Depois que Flávio deixou o Supremo Tribunal Federal (STF) - ele se reuniu com o presidente da Suprema Corte, Edson Fachin - foi perguntado sobre o financiamento por um repórter. O senador gargalhou e ironizou o repórter, mas logo telefonou para Marinho.

A reunião foi antecipada para 15h. Momentos depois, o portal The Intercept divulgou a reportagem que mostra a relação próxima entre Daniel Vorcaro e Flávio.

Assim que a reportagem foi ao ar, fui ao gabinete de Flávio Bolsonaro. Sempre acessíveis, os assessores estavam inquietos. Perguntados sobre o paradeiro do senador, disseram não saber e que ele não voltaria tão cedo ao Congresso Nacional.

A Coluna correu para procurar Rogério Marinho, que também não estava no Senado. Foi, então, que um dos líderes da oposição confirmou a reunião no QG.

Lá, ninguém chegava perto da imprensa. Entrada e saída em silêncio, numa reunião que foi até tarde da noite. Parlamentares questionaram Flávio se tinha mais coisa por vir à tona, mas o filho de Bolsonaro disse não saber.

O desespero tomou conta do ambiente e três notas foram escritas antes da oficial ir ao ar - também pouco esclarecedora.

Nela, Flávio assume que recebeu recursos de Vorcaro, sem dizer quanto e quando. Tenta colar em Lula uma relação que, agora, está intrínseca a ele próprio: são muitos os milhões que corroboram com a fraternidade entre Flávio Bolsonaro e Daniel Vorcaro. O "irmão" não é à toa.
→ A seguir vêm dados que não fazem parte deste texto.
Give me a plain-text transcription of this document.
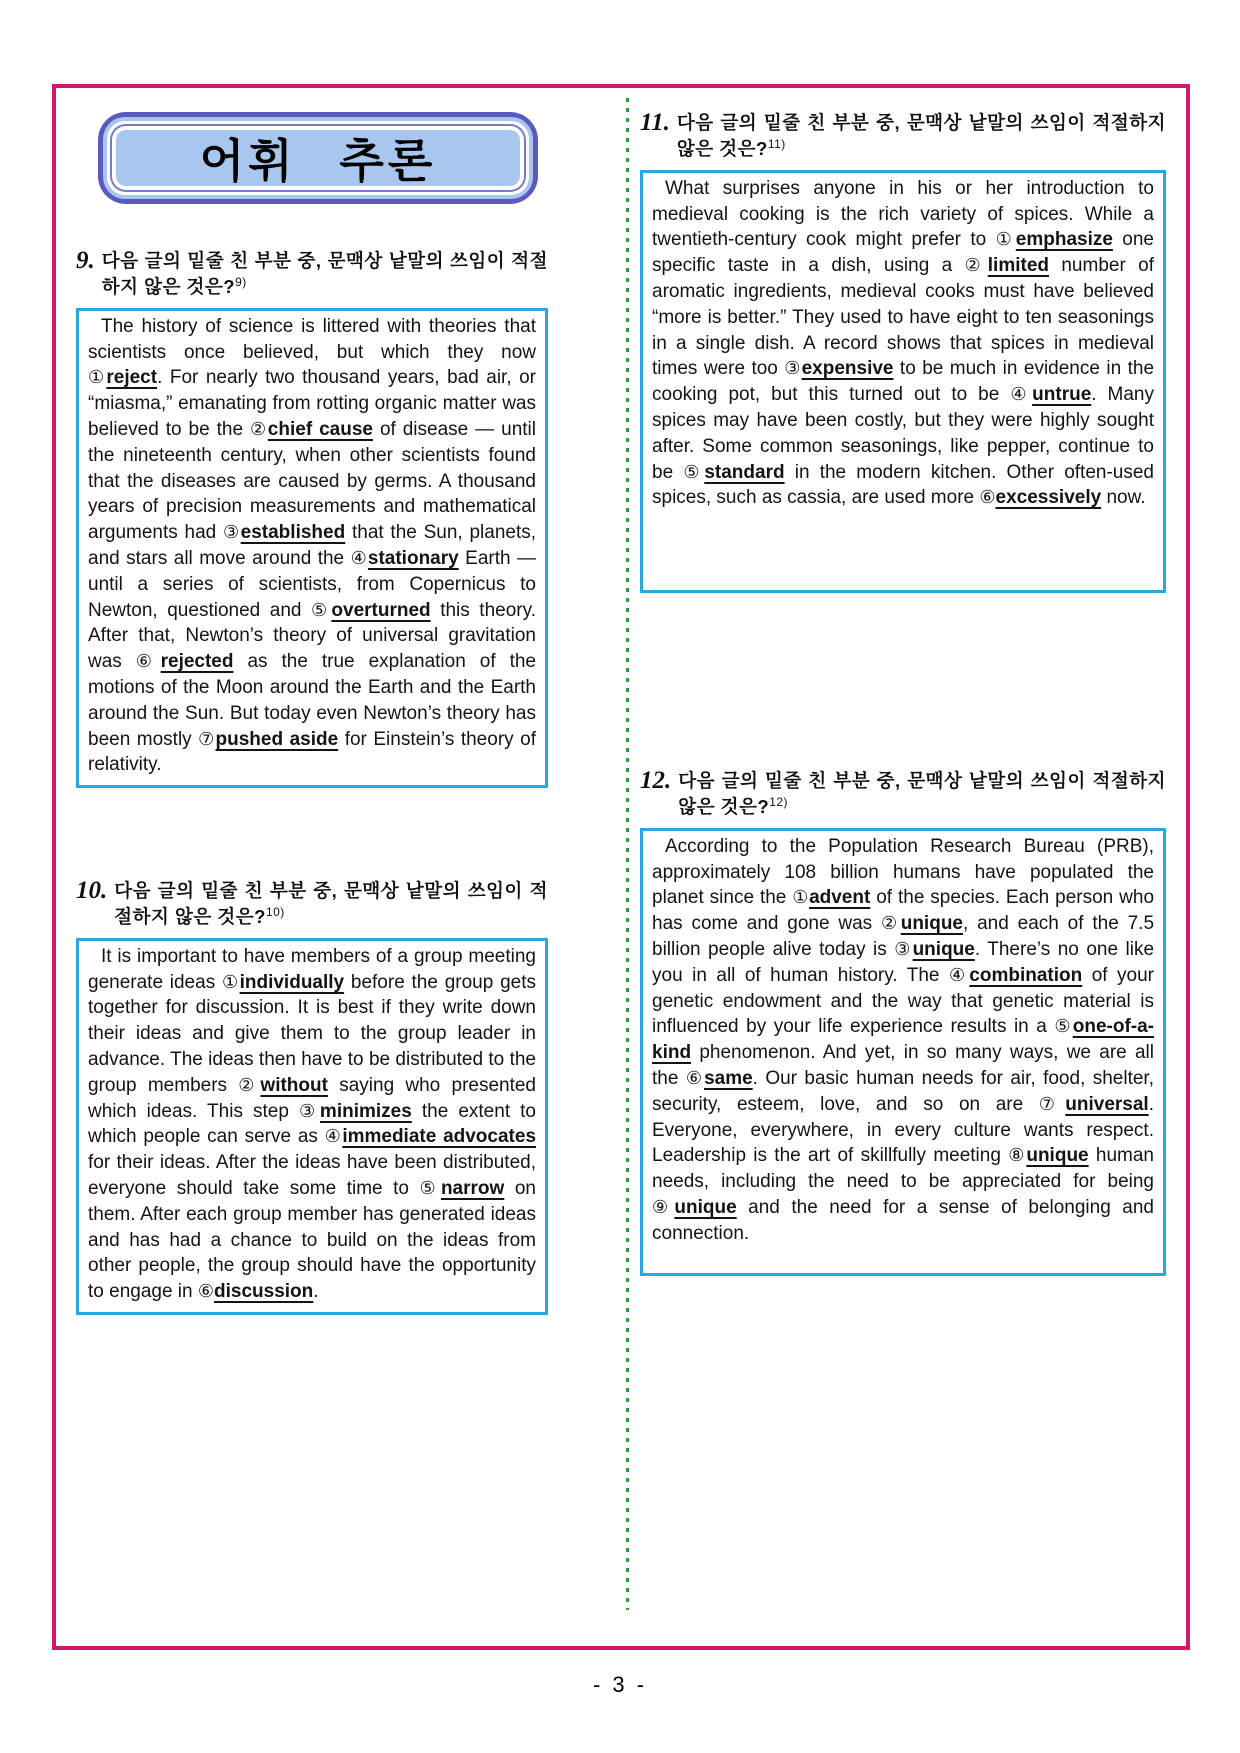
어휘 추론
9. 다음 글의 밑줄 친 부분 중, 문맥상 낱말의 쓰임이 적절하지 않은 것은?$^{9)}$
The history of science is littered with theories that scientists once believed, but which they now ①reject. For nearly two thousand years, bad air, or “miasma,” emanating from rotting organic matter was believed to be the ②chief cause of disease — until the nineteenth century, when other scientists found that the diseases are caused by germs. A thousand years of precision measurements and mathematical arguments had ③established that the Sun, planets, and stars all move around the ④stationary Earth — until a series of scientists, from Copernicus to Newton, questioned and ⑤overturned this theory. After that, Newton’s theory of universal gravitation was ⑥rejected as the true explanation of the motions of the Moon around the Earth and the Earth around the Sun. But today even Newton’s theory has been mostly ⑦pushed aside for Einstein’s theory of relativity.
10. 다음 글의 밑줄 친 부분 중, 문맥상 낱말의 쓰임이 적절하지 않은 것은?$^{10)}$
It is important to have members of a group meeting generate ideas ①individually before the group gets together for discussion. It is best if they write down their ideas and give them to the group leader in advance. The ideas then have to be distributed to the group members ②without saying who presented which ideas. This step ③minimizes the extent to which people can serve as ④immediate advocates for their ideas. After the ideas have been distributed, everyone should take some time to ⑤narrow on them. After each group member has generated ideas and has had a chance to build on the ideas from other people, the group should have the opportunity to engage in ⑥discussion.
11. 다음 글의 밑줄 친 부분 중, 문맥상 낱말의 쓰임이 적절하지 않은 것은?$^{11)}$
What surprises anyone in his or her introduction to medieval cooking is the rich variety of spices. While a twentieth-century cook might prefer to ①emphasize one specific taste in a dish, using a ②limited number of aromatic ingredients, medieval cooks must have believed “more is better.” They used to have eight to ten seasonings in a single dish. A record shows that spices in medieval times were too ③expensive to be much in evidence in the cooking pot, but this turned out to be ④untrue. Many spices may have been costly, but they were highly sought after. Some common seasonings, like pepper, continue to be ⑤standard in the modern kitchen. Other often-used spices, such as cassia, are used more ⑥excessively now.
12. 다음 글의 밑줄 친 부분 중, 문맥상 낱말의 쓰임이 적절하지 않은 것은?$^{12)}$
According to the Population Research Bureau (PRB), approximately 108 billion humans have populated the planet since the ①advent of the species. Each person who has come and gone was ②unique, and each of the 7.5 billion people alive today is ③unique. There’s no one like you in all of human history. The ④combination of your genetic endowment and the way that genetic material is influenced by your life experience results in a ⑤one-of-a-kind phenomenon. And yet, in so many ways, we are all the ⑥same. Our basic human needs for air, food, shelter, security, esteem, love, and so on are ⑦universal. Everyone, everywhere, in every culture wants respect. Leadership is the art of skillfully meeting ⑧unique human needs, including the need to be appreciated for being ⑨unique and the need for a sense of belonging and connection.
- 3 -
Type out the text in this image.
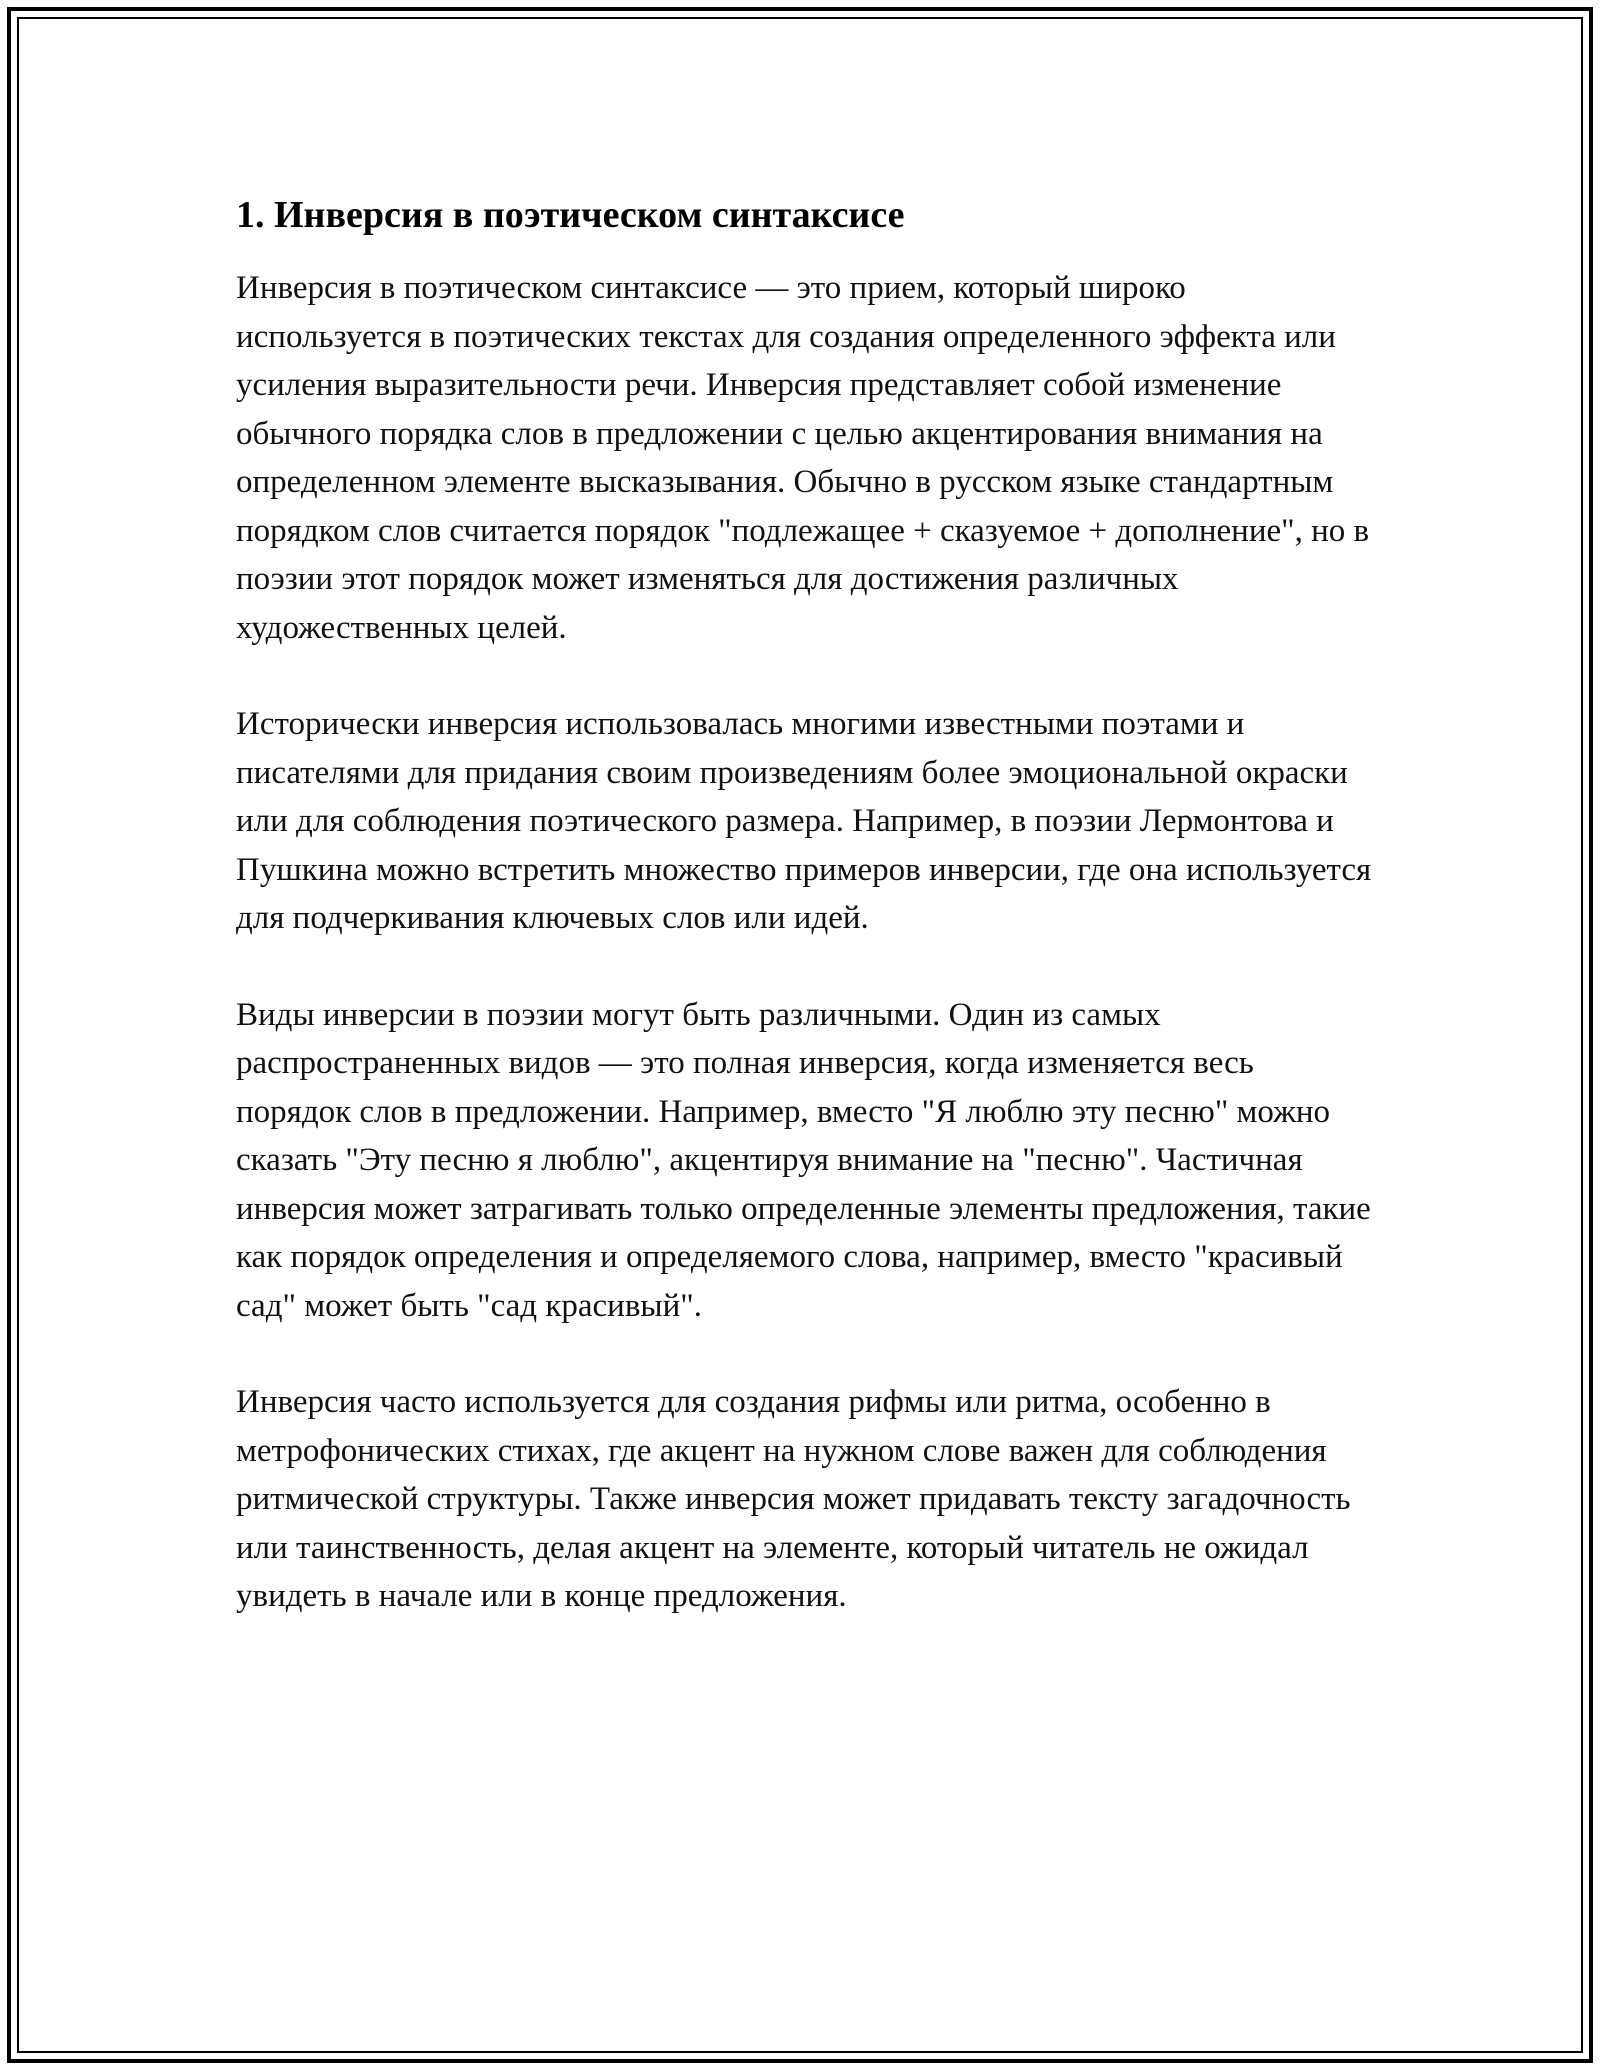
1. Инверсия в поэтическом синтаксисе

Инверсия в поэтическом синтаксисе — это прием, который широко используется в поэтических текстах для создания определенного эффекта или усиления выразительности речи. Инверсия представляет собой изменение обычного порядка слов в предложении с целью акцентирования внимания на определенном элементе высказывания. Обычно в русском языке стандартным порядком слов считается порядок "подлежащее + сказуемое + дополнение", но в поэзии этот порядок может изменяться для достижения различных художественных целей.

Исторически инверсия использовалась многими известными поэтами и писателями для придания своим произведениям более эмоциональной окраски или для соблюдения поэтического размера. Например, в поэзии Лермонтова и Пушкина можно встретить множество примеров инверсии, где она используется для подчеркивания ключевых слов или идей.

Виды инверсии в поэзии могут быть различными. Один из самых распространенных видов — это полная инверсия, когда изменяется весь порядок слов в предложении. Например, вместо "Я люблю эту песню" можно сказать "Эту песню я люблю", акцентируя внимание на "песню". Частичная инверсия может затрагивать только определенные элементы предложения, такие как порядок определения и определяемого слова, например, вместо "красивый сад" может быть "сад красивый".

Инверсия часто используется для создания рифмы или ритма, особенно в метрофонических стихах, где акцент на нужном слове важен для соблюдения ритмической структуры. Также инверсия может придавать тексту загадочность или таинственность, делая акцент на элементе, который читатель не ожидал увидеть в начале или в конце предложения.
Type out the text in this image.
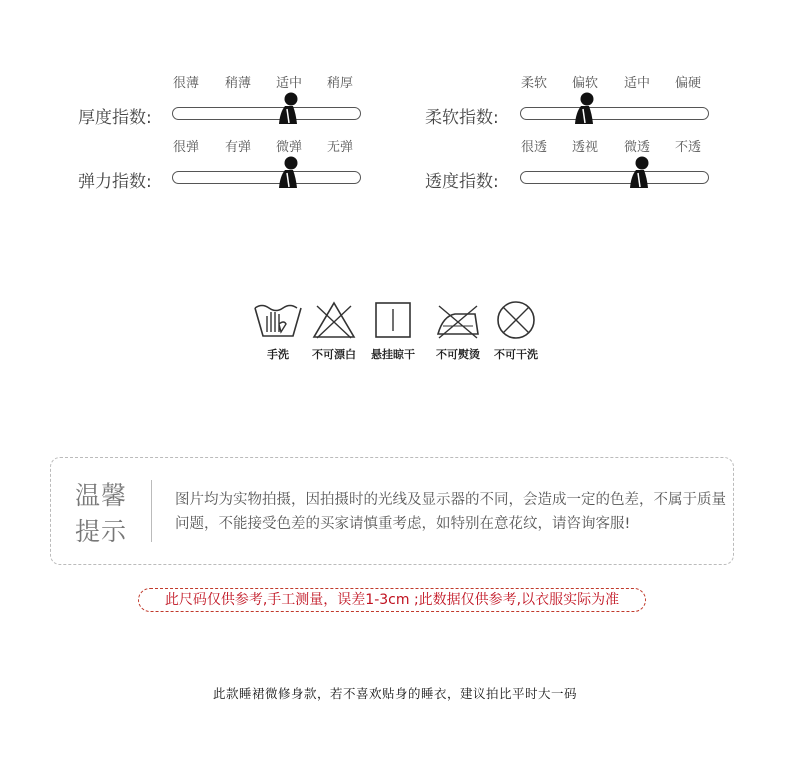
很薄 稍薄 适中 稍厚
厚度指数:
柔软 偏软 适中 偏硬
柔软指数:
很弹 有弹 微弹 无弹
弹力指数:
很透 透视 微透 不透
透度指数:
手洗	不可漂白	悬挂晾干	不可熨烫	不可干洗
温馨
提示
图片均为实物拍摄，因拍摄时的光线及显示器的不同，会造成一定的色差，不属于质量问题，不能接受色差的买家请慎重考虑，如特别在意花纹，请咨询客服!
此尺码仅供参考,手工测量，误差1-3cm ;此数据仅供参考,以衣服实际为准
此款睡裙微修身款，若不喜欢贴身的睡衣，建议拍比平时大一码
Nota distribuída, vídeo gravado, mas a reunião continuou. Em nenhum momento, os presentes falaram em desistência da candidatura, e chegaram a projetar que a repercussão seria curta, já que na próxima semana tem convocação da Seleção Brasileira para a Copa do Mundo. Os próximos compromissos da campanha foram cancelados. Flávio ficará enclausurado pelos próximos dias.

A negativa da produtora do filme, que afirmou não ter recebido qualquer recurso proveniente do Master, azedou a ideia. Partidos da base governista também já entraram com queixa-crime contra Flávio, alegando possível lavagem de dinheiro.

A Polícia Federal já investiga o caso, já que Flávio pode ter mentido mais uma vez: disse em vídeo que havia contrato para financiamento do filme, mas o dinheiro não chegou ao destino.

24 horas depois da hecatombe que caiu sobre a campanha, a oposição segue atônita e desaparecida. Por vezes, tentam minimizar o caso e a relação fraternal e promíscua. Certo é que o problema é muito maior do que esperavam.